Diabetic Eye Care
Patients with diabetes are at an increased risk of developing eye diseases that can lead to vision loss such as diabetic retinopathy, cataracts and glaucoma. In fact, diabetes is actually the leading cause of blindness in the United States. To hear a video of Dr. Mark German explaining diabetic eye care, click on his image to the left.

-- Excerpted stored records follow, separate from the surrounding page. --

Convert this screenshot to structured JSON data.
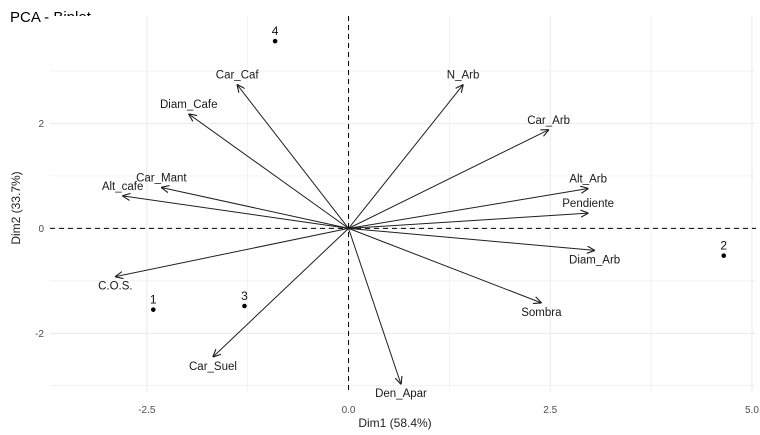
{
  "chart_data": {
    "type": "biplot",
    "title": "PCA - Biplot",
    "xlabel": "Dim1 (58.4%)",
    "ylabel": "Dim2 (33.7%)",
    "xlim": [
      -3.7,
      5.05
    ],
    "ylim": [
      -3.12,
      4.05
    ],
    "x_ticks": [
      -2.5,
      0.0,
      2.5,
      5.0
    ],
    "x_tick_labels": [
      "-2.5",
      "0.0",
      "2.5",
      "5.0"
    ],
    "y_ticks": [
      -2,
      0,
      2
    ],
    "y_tick_labels": [
      "-2",
      "0",
      "2"
    ],
    "grid": true,
    "reference_lines": "dashed at x=0 and y=0",
    "variables": [
      {
        "label": "Car_Caf",
        "x": -1.38,
        "y": 2.74
      },
      {
        "label": "N_Arb",
        "x": 1.42,
        "y": 2.74
      },
      {
        "label": "Diam_Cafe",
        "x": -1.98,
        "y": 2.18
      },
      {
        "label": "Car_Arb",
        "x": 2.48,
        "y": 1.88
      },
      {
        "label": "Car_Mant",
        "x": -2.32,
        "y": 0.78
      },
      {
        "label": "Alt_cafe",
        "x": -2.8,
        "y": 0.62
      },
      {
        "label": "Alt_Arb",
        "x": 2.97,
        "y": 0.76
      },
      {
        "label": "Pendiente",
        "x": 2.97,
        "y": 0.29
      },
      {
        "label": "Diam_Arb",
        "x": 3.05,
        "y": -0.42
      },
      {
        "label": "C.O.S.",
        "x": -2.89,
        "y": -0.92
      },
      {
        "label": "Sombra",
        "x": 2.39,
        "y": -1.42
      },
      {
        "label": "Car_Suel",
        "x": -1.68,
        "y": -2.45
      },
      {
        "label": "Den_Apar",
        "x": 0.65,
        "y": -2.97
      }
    ],
    "individuals": [
      {
        "label": "1",
        "x": -2.42,
        "y": -1.55
      },
      {
        "label": "2",
        "x": 4.65,
        "y": -0.52
      },
      {
        "label": "3",
        "x": -1.29,
        "y": -1.48
      },
      {
        "label": "4",
        "x": -0.91,
        "y": 3.57
      }
    ],
    "colors": {
      "arrow": "#1f1f1f",
      "grid": "#ebebeb",
      "axis_text": "#4d4d4d",
      "point": "#000000"
    }
  }
}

Diabetic eye conditions often develop without any noticeable vision loss or pain, so significant damage may already be present by the time patients notices any symptoms. For this reason, it is important for diabetic patients to have a thorough eye examination with dilating drops at least once a year. Early detection of eye disease can help prevent permanent damage.

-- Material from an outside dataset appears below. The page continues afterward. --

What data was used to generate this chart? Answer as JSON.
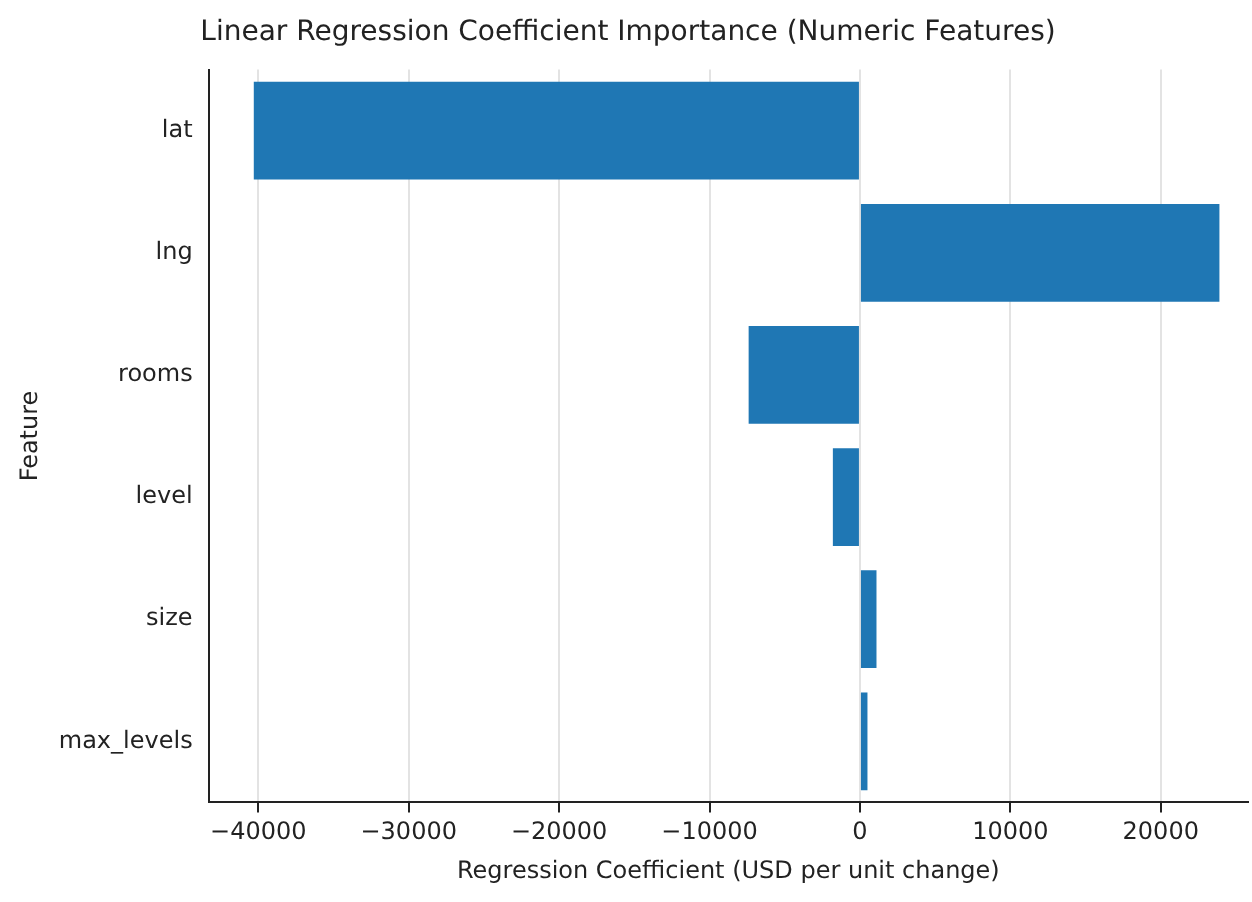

Diabetic-related eye problems develop from high blood sugar levels, which can cause damage to blood vessels in the eye. Over 40 percent of diabetic patients will develop some form of eye disease during their lifetime. The risk of developing eye problems can be reduced through regular eye exams and by keeping blood sugar levels under control with a healthy diet, regular exercise and medication.

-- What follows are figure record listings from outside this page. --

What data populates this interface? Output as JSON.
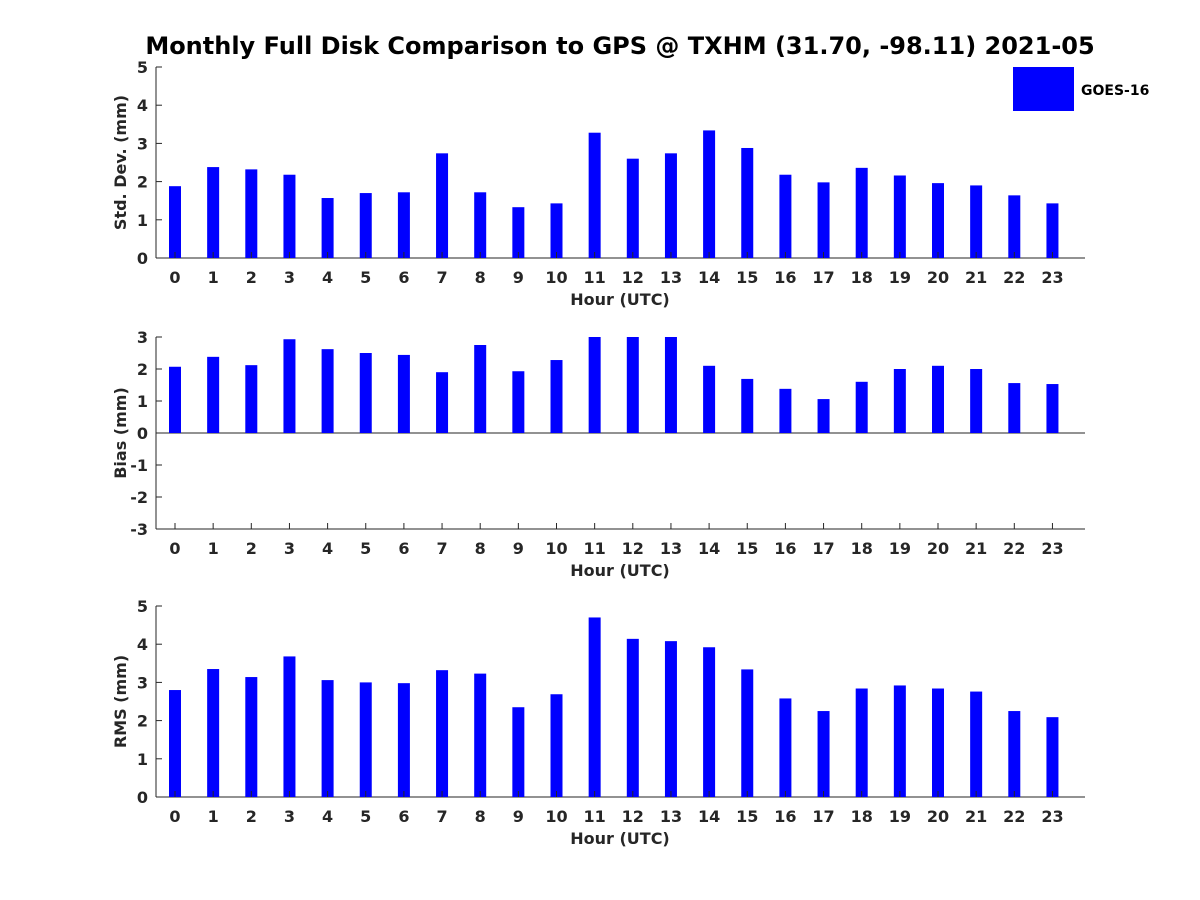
{
  "chart_data": {
    "title": "Monthly Full Disk Comparison to GPS @ TXHM (31.70, -98.11) 2021-05",
    "type": "bar",
    "legend": {
      "entries": [
        "GOES-16"
      ],
      "placement": "top-right",
      "color": "#0000ff"
    },
    "bar_color": "#0000ff",
    "categories": [
      "0",
      "1",
      "2",
      "3",
      "4",
      "5",
      "6",
      "7",
      "8",
      "9",
      "10",
      "11",
      "12",
      "13",
      "14",
      "15",
      "16",
      "17",
      "18",
      "19",
      "20",
      "21",
      "22",
      "23"
    ],
    "panels": [
      {
        "ylabel": "Std. Dev. (mm)",
        "xlabel": "Hour (UTC)",
        "ylim": [
          0,
          5
        ],
        "yticks": [
          "0",
          "1",
          "2",
          "3",
          "4",
          "5"
        ],
        "values": [
          1.88,
          2.38,
          2.32,
          2.18,
          1.57,
          1.7,
          1.72,
          2.74,
          1.72,
          1.33,
          1.43,
          3.28,
          2.6,
          2.74,
          3.34,
          2.88,
          2.18,
          1.98,
          2.36,
          2.16,
          1.96,
          1.9,
          1.64,
          1.43
        ]
      },
      {
        "ylabel": "Bias (mm)",
        "xlabel": "Hour (UTC)",
        "ylim": [
          -3,
          3
        ],
        "yticks": [
          "-3",
          "-2",
          "-1",
          "0",
          "1",
          "2",
          "3"
        ],
        "values": [
          2.07,
          2.38,
          2.12,
          2.93,
          2.62,
          2.5,
          2.44,
          1.9,
          2.75,
          1.93,
          2.28,
          3.0,
          3.0,
          3.0,
          2.1,
          1.69,
          1.38,
          1.06,
          1.6,
          2.0,
          2.1,
          2.0,
          1.56,
          1.53
        ]
      },
      {
        "ylabel": "RMS (mm)",
        "xlabel": "Hour (UTC)",
        "ylim": [
          0,
          5
        ],
        "yticks": [
          "0",
          "1",
          "2",
          "3",
          "4",
          "5"
        ],
        "values": [
          2.8,
          3.35,
          3.14,
          3.68,
          3.06,
          3.0,
          2.98,
          3.32,
          3.23,
          2.35,
          2.69,
          4.7,
          4.14,
          4.08,
          3.92,
          3.34,
          2.58,
          2.25,
          2.84,
          2.92,
          2.84,
          2.76,
          2.25,
          2.09
        ]
      }
    ]
  }
}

Cause of Diabetic Eye Conditions
Diabetic eye conditions develop as a result of blood vessel abnormalities in the retina which is in back of the eye. In diabetics, existing or new tiny blood vessels within the retina may become leaky which causes swelling and bleeding in the back of the eye. If left untreated, vision loss and a type of glaucoma that is very difficult to treat may result.
While diabetics struggle with a high sugar count in the blood along with insufficient insulin production, it is actually the lack of oxygen in the blood that causes eye problems and leads to vision loss. Uncontrolled blood pressure can make these problems worse.
Diagnosing Diabetic Eye Conditions
Diabetic eye conditions can only be detected with a thorough and comprehensive eye examination. A comprehensive eye exam involves a visual acuity test to measure vision at various distances and a dilated eye exam to examine the structures of the eye for any signs of disease. During this appointment, we examine the retina and optic nerve with a special magnifying lens. Tonometry is also done during a comprehensive eye exam to measure the pressure inside the eye with a special instrument.
Thorough eye examinations should be performed at least once a year or as soon as any potential problems are detected in order to ensure early detection of any serious diabetic conditions. Early detection is the strongest protection against vision loss from diabetic eye disease.
Diabetic retinopathy is the most common type of diabetic eye disease and the leading cause of blindness in the US. This condition is initially caused by blood vessel changes within the retina that lead to swelling and fluid leakage. Diabetes can also cause the growth of abnormal new blood vessels on the surface of the retina. There are four stages of diabetic retinopathy that begin with the occurrence of microaneurysms (small ballooning of vessels) and eventually may lead to abnormal blood vessels on the surface of the retina. It is the leakage of fluid and hemorrhages in the back of the eye that potentially cause vision loss.
The fluid can also leak into the center of the macula and cause swelling and blurred vision, a condition known as macular edema. The risk of developing macular edema increases as diabetic retinopathy progresses.
Treatment of Diabetic Eye Conditions
Treatment for early stages of diabetic retinopathy usually focuses on maintaining appropriate blood sugar levels, blood pressure and blood cholesterol. This is the reason that we send a report to the primary care physician of all our diabetic patients at the time of each dilated eye examination so your care can be coordinated.
For more advanced stages of the condition such as macular edema or abnormal blood vessels, laser treatments are often effective. Macular edema can be treated through a focal laser treatment, which places hundreds of tiny laser burns in the central area of retinal leakage to reduce the amount of fluid in the retina. This treatment usually requires one session and is generally done after a test called a fluorescein angiogram or OCT is done to evaluate the retina. Macular edema can also be treated with steroid injections in the eye or with Avastin injections. Avastin has shown much promise in the treatment of macular degeneration and is often helpful in diabetic patients also.
Should abnormal blood vessels develop in the back of the eye, a more extensive laser treatment may be required which is called pan-retinal photocoagulation. This is usually done in one or more sessions and may involve a thousand laser spots in the peripheral retina. Both types of laser treatments can be performed in an office setting with the aid of anesthetic eye drops or injections to minimize pain during the procedure. Patients may experience blurry vision for the rest of the day, and should rest at home. It is important for patients to realize that these procedures cannot cure diabetic eye conditions, but rather help reduce vision loss for patients with advanced cases of the condition.
At Lakeshore Eye Care, we usually refer our patients to a retina specialist should they develop significant diabetic retinopathy or macular edema so they can take advantage of the latest treatments and have the best possible outcome. We generally refer our patients to Drs. Hershey, Raja and Tosi at Retina and Vitreous Consultants of Wisconsin. They have the lasers in their offices along with the most advanced diagnostic equipment. Our Ozaukee County patients also appreciate the fact that they have an office in Mequon at Columbia-St. Mary's Hospital.